Los recuerdos tomaron una nueva tonalidad y se cubrieron de una capa de matices, invisibles hasta ahora. Se hacía evidente el sentido de una puerta cerrada, de una mandíbula apretada o de una respuesta cortante. Entendí por qué los invitados dejaron de visitar nuestra casa, por qué los planes de viajes en pareja se quedaron en propuestas de uno que no recogió el otro, por qué el recuerdo de los domingos por la tarde me pesaba tanto.
Durante un tiempo, un velo cubrió todo lo bueno, cuestionando cualquier momento agradable del pasado. Y el estigma del silencio nos alcanzó a todos, convirtiéndolo en nuestra manera de comunicarnos. Tantas cosas sin decir, malentendidos sin aclarar, secretos familiares sin contar, sentimientos sin expresar, rencores devoradores sin aliviar.

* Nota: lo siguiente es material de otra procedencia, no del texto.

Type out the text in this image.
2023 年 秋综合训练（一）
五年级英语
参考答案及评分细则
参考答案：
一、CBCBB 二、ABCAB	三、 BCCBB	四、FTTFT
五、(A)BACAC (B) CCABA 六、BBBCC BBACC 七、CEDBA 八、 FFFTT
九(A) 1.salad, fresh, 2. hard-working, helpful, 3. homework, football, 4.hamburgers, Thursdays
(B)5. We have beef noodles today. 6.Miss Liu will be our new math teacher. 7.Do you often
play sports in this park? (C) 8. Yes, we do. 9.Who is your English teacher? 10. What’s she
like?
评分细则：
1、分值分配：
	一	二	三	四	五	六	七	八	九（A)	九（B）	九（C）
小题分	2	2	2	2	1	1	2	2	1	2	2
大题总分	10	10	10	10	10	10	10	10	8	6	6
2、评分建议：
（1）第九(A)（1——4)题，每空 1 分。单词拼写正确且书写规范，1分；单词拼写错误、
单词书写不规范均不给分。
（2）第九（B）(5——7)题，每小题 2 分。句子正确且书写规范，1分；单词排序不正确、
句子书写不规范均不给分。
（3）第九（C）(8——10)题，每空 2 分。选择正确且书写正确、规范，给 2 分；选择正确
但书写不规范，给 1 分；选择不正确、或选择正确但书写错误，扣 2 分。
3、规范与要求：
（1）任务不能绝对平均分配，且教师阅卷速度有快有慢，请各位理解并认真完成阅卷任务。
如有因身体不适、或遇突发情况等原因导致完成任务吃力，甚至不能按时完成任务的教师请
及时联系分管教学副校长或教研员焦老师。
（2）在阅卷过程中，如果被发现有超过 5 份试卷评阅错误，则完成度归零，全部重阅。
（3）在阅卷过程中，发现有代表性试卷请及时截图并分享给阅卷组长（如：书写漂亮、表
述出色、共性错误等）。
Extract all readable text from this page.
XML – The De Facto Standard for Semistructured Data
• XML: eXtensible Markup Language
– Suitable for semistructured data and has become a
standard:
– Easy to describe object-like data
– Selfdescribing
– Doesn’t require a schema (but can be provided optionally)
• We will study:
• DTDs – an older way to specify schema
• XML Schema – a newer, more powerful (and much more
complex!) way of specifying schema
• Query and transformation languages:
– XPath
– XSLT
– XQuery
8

Todavía hoy, los domingos por la tarde, si el silencio se impone más de lo necesario, mi mente no puede evitar viajar a esta sensación de tiempo perdido y pienso… ¿Y si pudiéramos rectificar?
Desde su sillón, mi padre cierra el periódico y lo dobla tranquilamente antes de dejarlo encima de la mesita baja. Su mirada acaricia a mi madre todavía absorta en su crucigrama. Se levanta y se dirige al armario de los aperitivos donde prepara tranquilamente dos copas de whisky. Mi madre le mira sorprendida mientras se acerca a ella ofreciéndole la copa y chocando la suya para brindar.
– ¿Puedo sentarme a tu lado y abrazarte? – dijo él-, quiero contarte algo.